In times of war, everyday life in Ukraine continues to have many surreal snapshots, some unspeakable, some bittersweet and public, others unusual just for the fact that they occur in the midst of a bloody war.
A mattress is placed in front of the entrance door. Another is lying on the right side, and one more, on the left side. An adhesive tape completes the picture, placed, as it is, in the form of a cross on the windowpanes. At first sight, the hotel (its name will not be mentioned for security reasons) appears like this, like an empty skeleton, the rest of something that, long ago, stopped hosting life.
But it’s just a mirage. The site is not closed, nor is it lacking in guests of all kinds. It is a war hotel in a city at war, which protects itself as best it can, like others, with underground bedrooms, underground restaurants, underground clients. Apparently anonymous buildings that, instead of leaving the shutters down, have embraced a peculiar transformism with the sole purpose of being able to survive, resist, and get ahead.
In times of war, everyday life in Ukraine continues to have many surreal snapshots, some unspeakable, some bittersweet and public, others unusual just for the fact that they occur in the midst of a bloody war.
The mother who stopped cooking the first time she heard an explosion. The couples of soldiers who got married in military uniform, while missiles fell here and there. The group of hipster friends who continued to celebrate their traditional meeting, every Sunday, despite everything, even being less than fifty kilometers from the troops that invaded their country.
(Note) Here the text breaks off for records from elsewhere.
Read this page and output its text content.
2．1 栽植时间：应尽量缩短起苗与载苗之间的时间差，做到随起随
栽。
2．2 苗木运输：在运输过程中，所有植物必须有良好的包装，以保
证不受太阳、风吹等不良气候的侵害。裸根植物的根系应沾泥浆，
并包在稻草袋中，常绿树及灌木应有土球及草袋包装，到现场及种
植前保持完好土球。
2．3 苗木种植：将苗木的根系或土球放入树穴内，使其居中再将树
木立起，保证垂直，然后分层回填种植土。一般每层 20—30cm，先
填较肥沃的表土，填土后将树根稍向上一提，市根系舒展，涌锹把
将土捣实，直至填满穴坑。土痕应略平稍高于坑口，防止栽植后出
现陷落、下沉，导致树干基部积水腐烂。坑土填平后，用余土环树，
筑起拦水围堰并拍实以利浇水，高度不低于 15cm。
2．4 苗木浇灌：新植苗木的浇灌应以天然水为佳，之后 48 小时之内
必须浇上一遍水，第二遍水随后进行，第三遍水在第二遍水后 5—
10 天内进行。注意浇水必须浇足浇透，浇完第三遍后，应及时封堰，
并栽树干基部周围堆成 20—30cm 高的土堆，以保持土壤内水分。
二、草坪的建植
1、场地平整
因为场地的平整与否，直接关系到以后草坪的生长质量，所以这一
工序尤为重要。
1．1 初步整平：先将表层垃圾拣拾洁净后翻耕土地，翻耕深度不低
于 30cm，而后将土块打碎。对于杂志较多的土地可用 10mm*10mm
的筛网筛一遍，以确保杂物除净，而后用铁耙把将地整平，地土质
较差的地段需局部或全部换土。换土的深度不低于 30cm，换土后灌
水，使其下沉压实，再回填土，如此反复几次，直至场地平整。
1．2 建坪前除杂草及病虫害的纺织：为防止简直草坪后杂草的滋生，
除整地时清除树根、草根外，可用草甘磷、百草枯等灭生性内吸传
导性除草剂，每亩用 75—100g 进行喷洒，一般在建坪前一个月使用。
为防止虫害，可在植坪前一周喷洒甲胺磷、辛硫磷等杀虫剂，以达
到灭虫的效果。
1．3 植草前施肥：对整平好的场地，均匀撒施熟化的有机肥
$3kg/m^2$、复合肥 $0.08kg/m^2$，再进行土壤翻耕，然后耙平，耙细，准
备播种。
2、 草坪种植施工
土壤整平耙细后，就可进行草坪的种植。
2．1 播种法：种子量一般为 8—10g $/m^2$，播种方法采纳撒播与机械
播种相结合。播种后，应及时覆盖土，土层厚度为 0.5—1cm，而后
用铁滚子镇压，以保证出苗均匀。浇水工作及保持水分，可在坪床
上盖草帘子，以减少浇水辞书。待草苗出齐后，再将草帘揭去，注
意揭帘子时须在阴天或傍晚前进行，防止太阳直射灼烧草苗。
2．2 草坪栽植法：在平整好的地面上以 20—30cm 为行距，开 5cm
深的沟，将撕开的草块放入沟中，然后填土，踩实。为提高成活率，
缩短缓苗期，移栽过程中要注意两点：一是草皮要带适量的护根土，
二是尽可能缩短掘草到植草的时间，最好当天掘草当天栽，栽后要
Ukrainians no longer trust air raid sirens
Even air raid sirens have contributed to blurring these realities. In kyiv, they had from the very beginning a classical rhythm, like that of the movies. In the rural areas south of the Ukrainian capital, two beeps gave the warning signal, three, that of an attack in progress.
In Lvov, the first blast of a siren indicated for a long time the presence of a threat, the second, the end of that danger. In the center of Dnipro, they became continuous, they were never silent. It was possible to have breakfast, lunch and dinner with that musical band in the background.
So much so that, in almost the entire country, the population has stopped believing in that danger signal in recent weeks, and Volodímir Zelenski, the Ukrainian president, has already been forced to send a message, which has circulated on Telegram, to remind people that yes, that the most precautionary thing is not to ignore that alert. It has been of little use.
In most of the Ukrainian cities under kyiv’s control, people today often ignore noises, unless they are heard nearby, and there are not a few who – in the areas already close to the battlefront – claim to have learned to understand if the sound corresponds to the departure launch of a missile, or an arrival one. The latter, of course, means that destruction – and perhaps death – is closer.
The importance of the ‘other’ essential workers
As also happened with the war in Donbass that began in 2014, it has also been quite common to see freshly pruned trees and flowers in public gardens, even at the intersections of squares and streets, the result of the diligent work of commandos of elders and officials. public.
Many ‘essential’ workers, as happened in the days of the last pandemic – so far away now in Ukraine, where masks have completely disappeared from the landscape – have not stopped working.
Not only those of recognized popularity, such as firefighters and paramedics, but also many other battalions of workers have been fixing streets, painting railings, collecting garbage, passing brooms where attacks were taking place and glass fell.
Rethinking rivalries in the context of war
The inhabitants of eastern and western Ukraine, in their eternal rivalry, also signed a kind of truce so as not to appear divided at a time when the threat comes from outside.
Although some of the consequences of the war that are already difficult to hide is that when speaking Russian, in the West they answer – most of the time, with a bad face – often in English or directly in Ukrainian. And that those from the east hide their accent and their mother tongue.
Many others have lost their jobs, and already think that, when the war is over, they will want to leave Ukraine, a country with a long history of emigration. But in the meantime, however, they have not stopped celebrating birthdays, getting drunk with friends, reinventing themselves as interpreters for foreigners.
Some also worry about what may come in a country where a large number of weapons are now in circulation – thanks to a law passed by the Ukrainian government – where prisoners have now been sent to fight on the front lines of battle, where there are groups and small groups of armed commandos that, at the moment, interact peacefully with the population.
Of course, in the snapshot, journalists from all over the world have not been lacking: many Anglo-Saxons, many Europeans, who in some cases have been the only presence in the place together with hustlers, armed civilians -many from the most unlikely professions, wine merchants, computer scientists, artists-, the police and the Army.